For Nicholas, God alone is absolutely infinite. The universe reflects this divine perfection and is relatively infinite. It has no circumference, for it is limited by nothing outside of itself. Neither has it a centre; the Earth is neither at the centre of the universe nor is it completely at rest. Place and motion are not absolute but relative to the observer. This new, non-Aristotelian conception of the universe anticipated some of the features of modern theories.
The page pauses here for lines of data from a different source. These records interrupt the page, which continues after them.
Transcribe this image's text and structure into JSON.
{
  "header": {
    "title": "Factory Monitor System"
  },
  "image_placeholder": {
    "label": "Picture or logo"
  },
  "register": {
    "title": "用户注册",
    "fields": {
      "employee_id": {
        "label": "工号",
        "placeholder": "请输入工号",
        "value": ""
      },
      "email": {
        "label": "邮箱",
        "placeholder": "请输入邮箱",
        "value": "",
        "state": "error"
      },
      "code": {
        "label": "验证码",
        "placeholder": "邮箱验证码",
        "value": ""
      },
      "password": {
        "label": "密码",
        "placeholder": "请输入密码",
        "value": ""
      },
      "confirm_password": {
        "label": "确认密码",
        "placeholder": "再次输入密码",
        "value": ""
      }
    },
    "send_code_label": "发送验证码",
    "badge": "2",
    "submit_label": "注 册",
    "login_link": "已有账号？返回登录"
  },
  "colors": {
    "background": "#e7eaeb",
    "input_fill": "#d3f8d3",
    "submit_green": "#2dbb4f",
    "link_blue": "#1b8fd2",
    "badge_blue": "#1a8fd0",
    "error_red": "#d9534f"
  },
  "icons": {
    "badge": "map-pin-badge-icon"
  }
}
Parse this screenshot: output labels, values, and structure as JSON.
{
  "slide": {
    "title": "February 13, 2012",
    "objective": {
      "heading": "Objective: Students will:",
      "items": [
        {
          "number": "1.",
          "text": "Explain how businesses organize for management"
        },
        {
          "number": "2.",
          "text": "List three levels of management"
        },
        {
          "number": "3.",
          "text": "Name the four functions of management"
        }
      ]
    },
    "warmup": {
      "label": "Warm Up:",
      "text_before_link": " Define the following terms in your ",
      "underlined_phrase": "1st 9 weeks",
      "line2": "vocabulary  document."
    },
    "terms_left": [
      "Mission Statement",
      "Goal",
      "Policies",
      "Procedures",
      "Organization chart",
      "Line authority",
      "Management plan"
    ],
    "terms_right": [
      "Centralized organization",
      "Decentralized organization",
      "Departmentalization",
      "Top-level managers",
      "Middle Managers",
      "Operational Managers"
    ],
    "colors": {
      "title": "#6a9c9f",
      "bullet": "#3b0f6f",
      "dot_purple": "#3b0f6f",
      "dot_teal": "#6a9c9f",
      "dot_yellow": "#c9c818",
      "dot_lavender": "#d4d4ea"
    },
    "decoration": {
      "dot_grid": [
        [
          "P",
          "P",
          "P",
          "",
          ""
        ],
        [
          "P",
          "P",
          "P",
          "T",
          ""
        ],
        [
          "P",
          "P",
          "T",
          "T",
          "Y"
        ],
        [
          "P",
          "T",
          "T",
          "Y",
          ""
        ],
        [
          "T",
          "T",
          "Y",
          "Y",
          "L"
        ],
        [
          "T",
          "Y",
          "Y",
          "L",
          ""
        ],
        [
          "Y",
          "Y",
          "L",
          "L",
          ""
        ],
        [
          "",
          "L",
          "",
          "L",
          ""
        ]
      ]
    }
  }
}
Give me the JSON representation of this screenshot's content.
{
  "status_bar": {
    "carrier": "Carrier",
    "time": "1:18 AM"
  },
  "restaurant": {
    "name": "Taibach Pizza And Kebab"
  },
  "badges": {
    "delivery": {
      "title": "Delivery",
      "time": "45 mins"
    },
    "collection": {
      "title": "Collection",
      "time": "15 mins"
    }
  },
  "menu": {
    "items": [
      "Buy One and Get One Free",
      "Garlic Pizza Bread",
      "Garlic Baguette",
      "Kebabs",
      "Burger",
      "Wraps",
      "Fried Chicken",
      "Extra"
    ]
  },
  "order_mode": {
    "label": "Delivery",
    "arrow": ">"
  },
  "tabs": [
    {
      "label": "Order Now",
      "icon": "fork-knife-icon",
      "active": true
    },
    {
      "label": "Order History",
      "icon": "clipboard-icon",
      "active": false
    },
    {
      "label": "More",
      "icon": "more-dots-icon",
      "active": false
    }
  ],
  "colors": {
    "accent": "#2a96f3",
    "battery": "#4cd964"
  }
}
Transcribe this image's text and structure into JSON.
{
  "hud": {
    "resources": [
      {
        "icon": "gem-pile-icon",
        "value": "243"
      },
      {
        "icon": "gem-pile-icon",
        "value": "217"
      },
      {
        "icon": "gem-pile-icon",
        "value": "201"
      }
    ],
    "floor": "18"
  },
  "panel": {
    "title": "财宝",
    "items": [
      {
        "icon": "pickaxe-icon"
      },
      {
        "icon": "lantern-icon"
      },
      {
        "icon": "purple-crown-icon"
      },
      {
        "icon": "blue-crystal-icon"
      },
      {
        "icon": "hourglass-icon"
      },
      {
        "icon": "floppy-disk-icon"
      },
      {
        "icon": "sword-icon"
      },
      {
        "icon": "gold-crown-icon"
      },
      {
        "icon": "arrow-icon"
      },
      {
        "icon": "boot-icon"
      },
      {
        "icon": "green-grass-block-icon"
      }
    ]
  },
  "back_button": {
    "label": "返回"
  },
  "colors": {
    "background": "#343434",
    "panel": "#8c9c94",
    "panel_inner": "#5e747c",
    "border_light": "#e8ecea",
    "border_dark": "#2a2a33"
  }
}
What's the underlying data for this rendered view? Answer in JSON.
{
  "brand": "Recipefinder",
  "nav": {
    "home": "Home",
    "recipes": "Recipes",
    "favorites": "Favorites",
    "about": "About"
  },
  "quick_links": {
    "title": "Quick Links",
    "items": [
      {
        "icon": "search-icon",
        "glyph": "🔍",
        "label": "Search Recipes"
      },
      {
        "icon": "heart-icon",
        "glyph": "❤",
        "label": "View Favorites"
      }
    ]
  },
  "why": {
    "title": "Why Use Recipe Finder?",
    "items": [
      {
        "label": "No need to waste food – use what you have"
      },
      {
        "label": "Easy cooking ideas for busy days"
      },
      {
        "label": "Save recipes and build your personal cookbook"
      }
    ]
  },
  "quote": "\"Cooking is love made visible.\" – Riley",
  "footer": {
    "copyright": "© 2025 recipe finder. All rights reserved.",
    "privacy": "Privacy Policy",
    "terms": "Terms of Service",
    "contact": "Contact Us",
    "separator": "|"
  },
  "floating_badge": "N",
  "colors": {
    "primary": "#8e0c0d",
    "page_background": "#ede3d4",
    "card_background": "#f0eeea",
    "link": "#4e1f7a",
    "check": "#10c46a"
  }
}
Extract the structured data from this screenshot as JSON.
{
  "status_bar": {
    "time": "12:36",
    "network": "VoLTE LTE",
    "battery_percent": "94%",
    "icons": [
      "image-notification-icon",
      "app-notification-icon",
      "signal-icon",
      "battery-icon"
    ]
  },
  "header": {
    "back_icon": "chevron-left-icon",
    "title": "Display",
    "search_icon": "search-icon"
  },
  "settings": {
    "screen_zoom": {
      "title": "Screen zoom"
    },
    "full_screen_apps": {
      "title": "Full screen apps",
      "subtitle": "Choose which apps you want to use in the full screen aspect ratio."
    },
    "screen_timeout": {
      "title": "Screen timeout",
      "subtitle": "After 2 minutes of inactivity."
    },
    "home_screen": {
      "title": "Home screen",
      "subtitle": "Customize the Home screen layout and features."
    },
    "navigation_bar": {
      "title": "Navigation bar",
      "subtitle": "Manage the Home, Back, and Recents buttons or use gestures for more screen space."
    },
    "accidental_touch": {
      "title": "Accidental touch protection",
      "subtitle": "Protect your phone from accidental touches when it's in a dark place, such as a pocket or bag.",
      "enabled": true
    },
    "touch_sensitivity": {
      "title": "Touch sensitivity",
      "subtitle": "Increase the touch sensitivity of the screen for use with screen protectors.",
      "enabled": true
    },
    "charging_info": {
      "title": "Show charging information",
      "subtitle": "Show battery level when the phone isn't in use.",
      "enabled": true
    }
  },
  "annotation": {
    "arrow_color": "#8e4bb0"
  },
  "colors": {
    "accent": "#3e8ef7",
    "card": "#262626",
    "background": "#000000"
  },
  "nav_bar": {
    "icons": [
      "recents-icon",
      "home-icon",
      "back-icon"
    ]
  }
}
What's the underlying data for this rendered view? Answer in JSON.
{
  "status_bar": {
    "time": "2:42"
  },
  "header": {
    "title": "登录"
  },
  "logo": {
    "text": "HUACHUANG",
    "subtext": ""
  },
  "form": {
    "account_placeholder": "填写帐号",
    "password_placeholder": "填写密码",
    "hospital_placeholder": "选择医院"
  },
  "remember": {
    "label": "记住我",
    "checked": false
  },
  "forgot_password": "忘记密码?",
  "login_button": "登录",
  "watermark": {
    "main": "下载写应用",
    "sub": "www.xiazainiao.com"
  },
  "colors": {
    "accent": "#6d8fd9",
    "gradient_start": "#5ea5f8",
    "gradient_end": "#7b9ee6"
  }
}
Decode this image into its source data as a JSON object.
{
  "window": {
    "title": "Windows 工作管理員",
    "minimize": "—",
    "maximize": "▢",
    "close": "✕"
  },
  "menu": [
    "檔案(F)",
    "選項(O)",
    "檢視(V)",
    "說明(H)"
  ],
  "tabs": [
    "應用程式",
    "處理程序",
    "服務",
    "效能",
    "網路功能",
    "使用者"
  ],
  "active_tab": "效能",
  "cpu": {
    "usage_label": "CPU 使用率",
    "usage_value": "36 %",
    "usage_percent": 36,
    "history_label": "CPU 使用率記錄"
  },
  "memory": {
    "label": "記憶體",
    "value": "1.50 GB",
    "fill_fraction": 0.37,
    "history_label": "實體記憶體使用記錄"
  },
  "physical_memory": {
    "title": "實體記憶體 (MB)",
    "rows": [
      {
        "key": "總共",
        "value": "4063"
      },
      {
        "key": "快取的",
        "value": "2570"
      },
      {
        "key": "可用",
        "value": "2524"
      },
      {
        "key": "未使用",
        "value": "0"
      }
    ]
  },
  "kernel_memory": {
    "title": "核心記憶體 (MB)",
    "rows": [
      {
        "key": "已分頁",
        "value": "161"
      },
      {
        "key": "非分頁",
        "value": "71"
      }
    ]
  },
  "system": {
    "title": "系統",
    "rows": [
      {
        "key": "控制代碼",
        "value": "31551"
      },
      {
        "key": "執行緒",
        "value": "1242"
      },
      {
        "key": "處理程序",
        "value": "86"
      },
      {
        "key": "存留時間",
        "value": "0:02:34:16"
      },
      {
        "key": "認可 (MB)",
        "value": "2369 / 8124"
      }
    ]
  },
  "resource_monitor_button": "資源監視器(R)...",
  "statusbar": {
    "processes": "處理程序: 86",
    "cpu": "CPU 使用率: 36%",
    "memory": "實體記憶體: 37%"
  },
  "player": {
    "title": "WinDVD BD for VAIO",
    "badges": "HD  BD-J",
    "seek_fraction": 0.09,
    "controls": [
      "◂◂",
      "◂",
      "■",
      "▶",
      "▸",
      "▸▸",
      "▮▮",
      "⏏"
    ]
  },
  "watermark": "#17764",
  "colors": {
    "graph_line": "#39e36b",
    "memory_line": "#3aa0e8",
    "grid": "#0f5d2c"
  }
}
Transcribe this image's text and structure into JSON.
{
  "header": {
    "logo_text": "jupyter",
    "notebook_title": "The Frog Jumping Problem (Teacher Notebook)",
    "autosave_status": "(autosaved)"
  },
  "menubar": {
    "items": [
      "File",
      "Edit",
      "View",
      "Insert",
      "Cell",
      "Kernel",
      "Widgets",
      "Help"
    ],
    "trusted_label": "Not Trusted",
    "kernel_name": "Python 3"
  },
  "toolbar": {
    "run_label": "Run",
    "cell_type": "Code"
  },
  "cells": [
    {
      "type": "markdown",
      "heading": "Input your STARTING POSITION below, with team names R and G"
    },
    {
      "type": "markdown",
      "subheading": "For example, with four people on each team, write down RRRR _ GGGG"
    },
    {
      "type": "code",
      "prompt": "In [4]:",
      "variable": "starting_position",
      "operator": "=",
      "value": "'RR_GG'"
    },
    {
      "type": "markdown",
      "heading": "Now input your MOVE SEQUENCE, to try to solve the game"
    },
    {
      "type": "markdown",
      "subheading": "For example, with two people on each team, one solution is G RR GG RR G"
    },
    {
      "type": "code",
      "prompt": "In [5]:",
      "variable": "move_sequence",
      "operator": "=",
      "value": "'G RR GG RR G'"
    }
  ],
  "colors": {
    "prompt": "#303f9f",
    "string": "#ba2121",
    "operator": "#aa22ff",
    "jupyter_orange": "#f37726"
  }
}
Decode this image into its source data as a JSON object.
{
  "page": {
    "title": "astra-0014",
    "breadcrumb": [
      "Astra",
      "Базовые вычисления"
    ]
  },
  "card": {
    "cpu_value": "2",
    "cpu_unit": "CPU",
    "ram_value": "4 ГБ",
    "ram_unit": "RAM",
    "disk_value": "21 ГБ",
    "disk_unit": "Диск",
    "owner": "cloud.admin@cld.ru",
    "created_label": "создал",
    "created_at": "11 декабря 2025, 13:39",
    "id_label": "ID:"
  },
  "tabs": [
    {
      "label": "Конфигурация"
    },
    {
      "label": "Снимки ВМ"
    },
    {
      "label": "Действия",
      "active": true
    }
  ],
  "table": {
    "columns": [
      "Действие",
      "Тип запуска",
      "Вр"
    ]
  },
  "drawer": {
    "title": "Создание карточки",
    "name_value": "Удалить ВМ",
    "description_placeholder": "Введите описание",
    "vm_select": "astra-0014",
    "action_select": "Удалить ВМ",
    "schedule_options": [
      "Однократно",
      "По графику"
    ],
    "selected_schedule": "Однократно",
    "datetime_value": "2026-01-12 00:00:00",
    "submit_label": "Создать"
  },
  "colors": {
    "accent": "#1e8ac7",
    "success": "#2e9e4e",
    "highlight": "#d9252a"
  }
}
Thus, at the end of the Middle Ages, some of the most creative minds were abandoning Aristotelianism and turning to newer ways of thought. The philosophy of Aristotle, in its various interpretations, continued to be taught in the universities, but it had lost its vitality and creativity. Christian philosophers were once again finding inspiration in Neoplatonism. The Platonism of the Renaissance was directly continuous with the Platonism of the Middle Ages.